Setiap saat. Kapanpun. Dimanapun.

Sebab meski hanya sekedip mata tanpanya, ada sembilu yang menghantam dada. Meninggalkan sesak yang mempersulit aku mendapatkan udara.
Maka tak ada hasrat yang melebihi dari ingin menghirup segar udaranya demi kelangsungan hidupku.

Aku lantak oleh kesadaran bahwa tak bisa aku melangkahkan kaki menapak hari tanpa dia. Tak sanggup diri melewati detik-detik berlalunya waktu bila dia tak di sampingku.

Sungguh!

Aku butuh dia selalu ada.
Setiap saat. Kapanpun. Dimanapun.

Maka dia harus selalu ada.
Setiap saat. Kapanpun.

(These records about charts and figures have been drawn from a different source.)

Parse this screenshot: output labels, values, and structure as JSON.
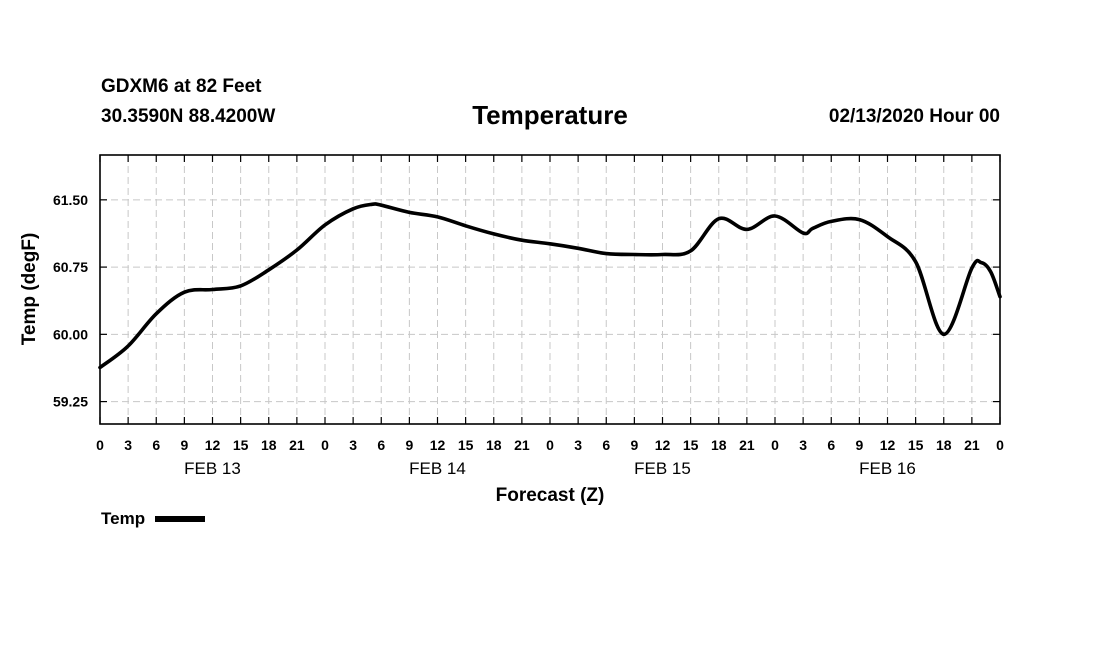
{
  "header": {
    "station": "GDXM6 at 82 Feet",
    "coords": "30.3590N 88.4200W",
    "title": "Temperature",
    "run": "02/13/2020 Hour 00"
  },
  "legend": {
    "label": "Temp"
  },
  "chart_data": {
    "type": "line",
    "title": "Temperature",
    "xlabel": "Forecast (Z)",
    "ylabel": "Temp (degF)",
    "x_unit": "forecast hour",
    "xlim": [
      0,
      96
    ],
    "ylim": [
      59.0,
      62.0
    ],
    "grid": true,
    "legend_position": "bottom-left",
    "y_ticks": [
      59.25,
      60.0,
      60.75,
      61.5
    ],
    "y_tick_labels": [
      "59.25",
      "60.00",
      "60.75",
      "61.50"
    ],
    "x_ticks": [
      0,
      3,
      6,
      9,
      12,
      15,
      18,
      21,
      24,
      27,
      30,
      33,
      36,
      39,
      42,
      45,
      48,
      51,
      54,
      57,
      60,
      63,
      66,
      69,
      72,
      75,
      78,
      81,
      84,
      87,
      90,
      93,
      96
    ],
    "x_tick_labels": [
      "0",
      "3",
      "6",
      "9",
      "12",
      "15",
      "18",
      "21",
      "0",
      "3",
      "6",
      "9",
      "12",
      "15",
      "18",
      "21",
      "0",
      "3",
      "6",
      "9",
      "12",
      "15",
      "18",
      "21",
      "0",
      "3",
      "6",
      "9",
      "12",
      "15",
      "18",
      "21",
      "0"
    ],
    "day_labels": [
      {
        "label": "FEB 13",
        "hour": 12
      },
      {
        "label": "FEB 14",
        "hour": 36
      },
      {
        "label": "FEB 15",
        "hour": 60
      },
      {
        "label": "FEB 16",
        "hour": 84
      }
    ],
    "series": [
      {
        "name": "Temp",
        "x": [
          0,
          3,
          6,
          9,
          12,
          15,
          18,
          21,
          24,
          27,
          29,
          30,
          33,
          36,
          39,
          42,
          45,
          48,
          51,
          54,
          57,
          60,
          63,
          66,
          69,
          72,
          75,
          76,
          78,
          81,
          84,
          87,
          90,
          93,
          94,
          95,
          96
        ],
        "y": [
          59.63,
          59.87,
          60.23,
          60.47,
          60.5,
          60.54,
          60.72,
          60.94,
          61.22,
          61.4,
          61.45,
          61.44,
          61.36,
          61.31,
          61.21,
          61.12,
          61.05,
          61.01,
          60.96,
          60.9,
          60.89,
          60.89,
          60.93,
          61.29,
          61.17,
          61.32,
          61.13,
          61.18,
          61.26,
          61.28,
          61.09,
          60.81,
          60.0,
          60.74,
          60.8,
          60.7,
          60.42
        ]
      }
    ]
  }
}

Dimanapun.



 [karena dia 
adalah nafas,
yang mengiringi jiwa raga
dan senantiasa terbutuhkan]

Tuesday, December 14, 2010

Adalah Cinta,

Yang mengharubirukan hati.


Sebab saat aku berusaha untuk menggebah rasa dan mencoba bangun dari mimpi, aku terperangkap dalam perang batin.
Lantas aku dihadapkan pada kenyataan bahwa aku terlanjur lelap.

Manakala aku pada akhirnya bisa semakin sedikit mendekat
        : merasakan gairah yang tak kunjung padam dalam setiap detik yang terlewati, bahagia tak berkesudahan demi menikmati segala keindahannya dalam sejengkal jarak, teracuni gelisah terlanda rindu meski telah membawa pulang sisa-sisa harumnya yang melekat,...
        
        dan juga perih - saat aku tahu bahwa bukan hanya aku yang bisa membuatnya bahagia.

Aku menjadi lebih terpuruk!

Dengan puing-puing ketegaran aku mencoba tetap tegak; mencoba untuk menjadi sahabat yang sempurna untuknya, - paling tidak memberikan yang terbaik yang aku punya.


[ternyata,
aku baru menyadari,
bahwa dia benar-benar
adalah cinta,
yang membuat aku merasa hidup
dengan segenap kesyahduannya
(: tawa, tangis, benci, bahagia
rindu, kecewa, dan cemburu)]

Dia adalah Mimpi,

Yang tak pernah sedikitpun terpikir akan teraih.


Meski ingin sekali aku mengatakan pada dunia betapa aku mencintainya. Sepenuh jiwa - hingga aku tak akan ragu mengucap sumpah: bahwa apapun akan aku lakukan asal dia bahagia.
Tak 'kan tersangkal, betapa aku selalu menyambut pagi dengan harapan bertemu dengannya di sepersekiandetik waktuku. Namun meski sepersekiandetik yang tersuguh; bagiku itu sudah lebih dari cukup; karena bahkan walau hanya sekedip mata kelebat bayangannya tertangkap retina, aku mampu menghirup harum tubuhnya laksana mencium harum surga,...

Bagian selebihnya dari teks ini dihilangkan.